Dominasi petikan gitar, perkusi,
serta alat musik etnik ini meski sepi publikasi namun tetap setia mengayun
berbagai persoalan yang tengah mendera di negeri ini.
“Bumi tak lagi ramah, bumi tak lagi
tersenyum. Bumi menjerit namun tak bersuara. Ku bersedih menatap wajah bumi
yang semakin pucat dan tak terobati”. Petikan gitar akustik Arief Setiawan
terasa menyayat hati.
Arief yang jauh-jauh datang dari
Pare-pare, Sulawesi Selatan ke kota
Jakarta untuk meramaikan pentas “Balada Sepanjang Masa”. “Keindahan alam yang
terbentang luas,semua menjadi berubah ketika manusia berulah” begitulah ketika
Arief bercerita. Lagu berjudul “Wajah Bumi” ini lirik dan lagunya digubah oleh
Arief sendiri.
Jodhi Yudono, musisi balada dari
Jakarta ini juga menyuarakan tentang kepedihannya atas mata air yang hilang.

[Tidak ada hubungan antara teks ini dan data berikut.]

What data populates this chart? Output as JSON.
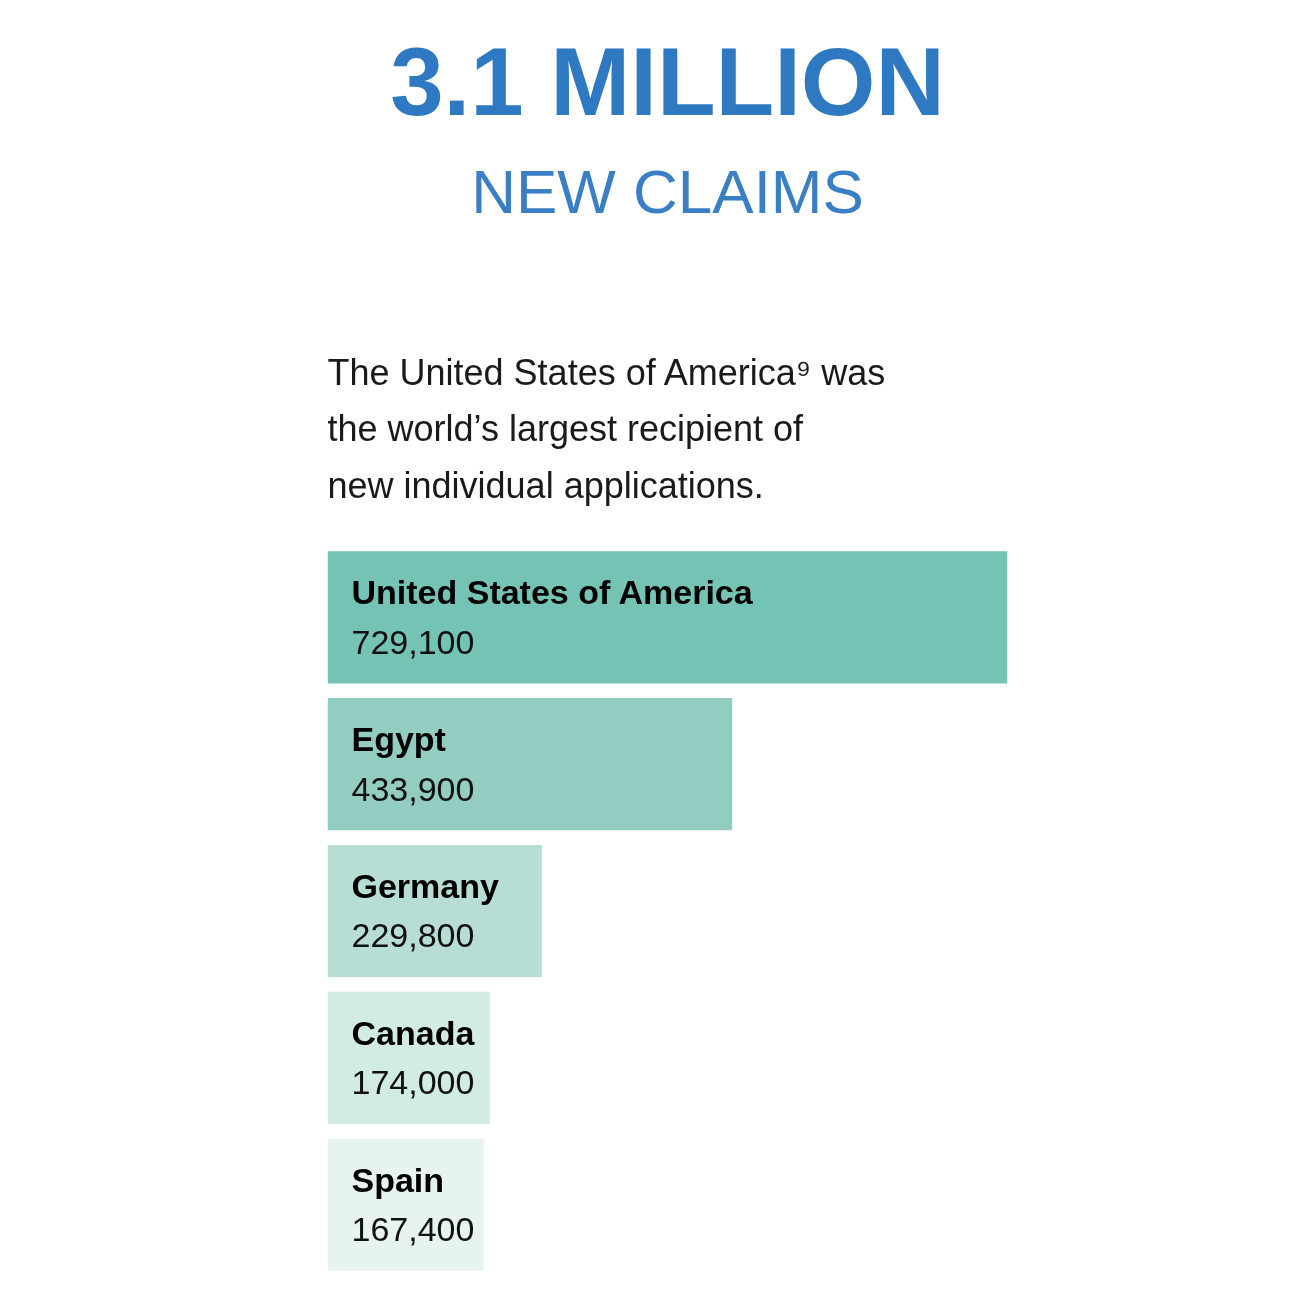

“Saya berpikir, orang nantinya berperang bukan karena masalah ideologi atau
agama, melainkan berperang karena rebutan mata air” selanya.
Pentas Balada digagas musisi senior
Ully Hary Rusady yang bermain di jalur musik balada selama 36 tahun ini
menggagas dibentuknya Rumah Balada Indonesia (RBI) 2 tahun lalu.
“Kami ingin menggulirkan rasa cinta
terhadap Tanah Air dan membentuk manusia yang memiliki kepedulian sosial. Hal
itu mesti diwujudkan dengan tidak merusak bumi dan kehidupan didalamnya” ujar
Ully.
Ully yang menulis dan menyanyikan
lagu berjudul “Balada Jati Gede” tersebut, sebagai bentuk kepeduliannya
terhadap pembangungan Waduk Jati Gede yang tidak peduli terhadap keberadaan
situs bersejarah Kerajaan Sumedang Larang di Sumedang, Jawa Barat. Ada 25 situs
siap ditenggelamkan Waduk Jati Gede sebelum para aktivis turun gunung untuk
menyelamatkannya. Jati Gede menjadi penanda lumpuhnya Undang-Undang Nomor 11 Tahun
2010 tentang Cagar Budaya.
Ia pun mengajak murid-muridnya dari
sekolah, Vini, Vidi, Vici untuk ikut berpentas. Tema yang diusung pentas
“Balada Sepanjang Masa” ini adalah persoalan mata air.
Di sela-sela pentas, Ully
menarasikan betapa parahnya kerusakan yang dialami oleh mata air kita. Mata air
juga hilang seiring dengan rusaknya kawasan pegunungan dan bukit-bukit kapur.
Dengan pentas di malam itu, para
musisi balada seolah ingin berteriak lantang bahwa mereka masih ada dan siap
bertindak demi menyelamatkan kehidupan.